Entertainment

Sunday 19 November 2017

Film review - David Brent: Life on the Road: Brent's decline a foregone conclusion

Despite some good writing, Ricky Gervais' David Brent revival has problems, says our film critic

'I'm an entertainer third': Ricky Gervais brings David Brent back to life
'I'm an entertainer third': Ricky Gervais brings David Brent back to life

Paul Whitington

Believe it or not, it's almost 13 years since David Brent waddled off into the sunset, having offended virtually every colleague at Wernham Hogg and wormed his way into the affections of millions of avid fans.

Believe it or not, it's almost 13 years since David Brent waddled off into the sunset, having offended virtually every colleague at Wernham Hogg and wormed his way into the affections of millions of avid fans.

The original British version of 'The Office' only ran for a couple of years but had huge impact on the popular zeitgeist, and critics lavished praise on the dignity and neatness with which co-creators Ricky Gervais and Stephen Merchant ended it. And that, one thought, was that.

Not so, as it turns out. During the 2013 Red Nose TV charity special, Brent turned up in a skit that proved to be a kind of pilot for this feature film, written, produced and directed by Mr Gervais, who of necessity, also stars.

When we last met David, the Gulf War was raging, Tony Blair was in his pomp, the word Kardashian had no currency, and anyone asked about ISIS would probably have assumed they were some obscure 1970s funk band. Time marches on, however, and has not been especially kind to Brent: in the TV series he at least had the status of office manager (which was why everyone had to put up with him). Now he's working as a travelling salesman for a company that specialises in personal hygiene products - tampons, not to put too fine a point on it.

But David is nothing if not an optimist, and is also a pathological fantasist, so as far as he's concerned he's doing fine. He trades terrible puns with Nigel (the excellent but underused Tom Bennett), a fellow japester; ignores the evident contempt of his other colleagues, and is planning a new life as a rock god.

Brent has browbeaten an up-and-coming rapper called Dom Johnson (played by real rapper Doc Brown) and a group of world-weary session musicians into becoming his backing band, Foregone Conclusion, and is using his own savings to finance a tour.

He has organised gigs at a string of small venues, and though they're all within a 30-mile radius of his beloved Reading, he has booked hotel rooms for everyone as well. David wants this to be a real tour, and is pretty sure that some lucky agent is going to snap them up for a record deal along the way. Instead, the gigs are attended by two cats and a dog, all his band mates hate him, and his self-penned lyrics have a knack of offending just about everyone who hears them.

The history of British cinema is littered with the detritus of movies based on popular sitcoms: one only has to look back to last year's unspeakable 'Dad's Army' revival for evidence. But Mr Gervais is no fool: he has not made the mistake of attempting to recreate Brent's original habitat at Wernham Hogg, and none of the TV show's other characters reappear. Instead, the cheesy, well-meaning, gaffe-prone salesman is cast adrift in the angry present, where he seems a hopeless anachronism.

This approach both works, and doesn't. Some of the writing is very good, and Mr Gervais's damning observations about English middle management types retain much of their potency.
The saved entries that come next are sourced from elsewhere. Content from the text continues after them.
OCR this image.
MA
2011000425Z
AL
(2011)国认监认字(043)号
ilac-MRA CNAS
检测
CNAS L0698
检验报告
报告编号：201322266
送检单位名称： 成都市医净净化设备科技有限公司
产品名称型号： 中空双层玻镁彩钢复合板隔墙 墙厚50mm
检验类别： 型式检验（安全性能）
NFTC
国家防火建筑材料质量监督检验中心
He is of course a fine comic actor, and Brent's malapropisms, awkwardness around females and disastrous attempts at political correctness still have the power to amuse. Ricky Gervais can sing, and once aspired to rock stardom himself: Brent's songs are very funny, their performance oddly compelling at times, even strangely touching.

But the film's premise wears thin after a while, none of the characters around David Brent are fleshed out sufficiently to care about, and a succession of scenes at disastrous gigs begin to feel a little samey. The original sitcom was driven by the comedy of embarrassment, and as a consequence, only tolerable in half-hour doses. Ninety-odd minutes is a long time to feel embarrassed, and it's hard not to believe that the project would have been stronger if Stephen Merchant had been involved.

There are other, perhaps braver things Ricky Gervais might have done with Brent: given him a family perhaps, made him unemployed. But the bravest thing of all might have been to leave well enough alone.

David Brent: Life on the Road

(16, 96mins)

3 Stars

Films coming soon

War Dogs (Jonah Hill, Miles Teller, Bradley Cooper, Ana de Armas); The Purge: Election Year (Frank Grillo, Elizabeth Mitchell); Julieta (Emma Suarez, Adriana Ugarte, Inma Cuestal); Strange Occurrences in a Small Irish Village (Aoife Kelleher).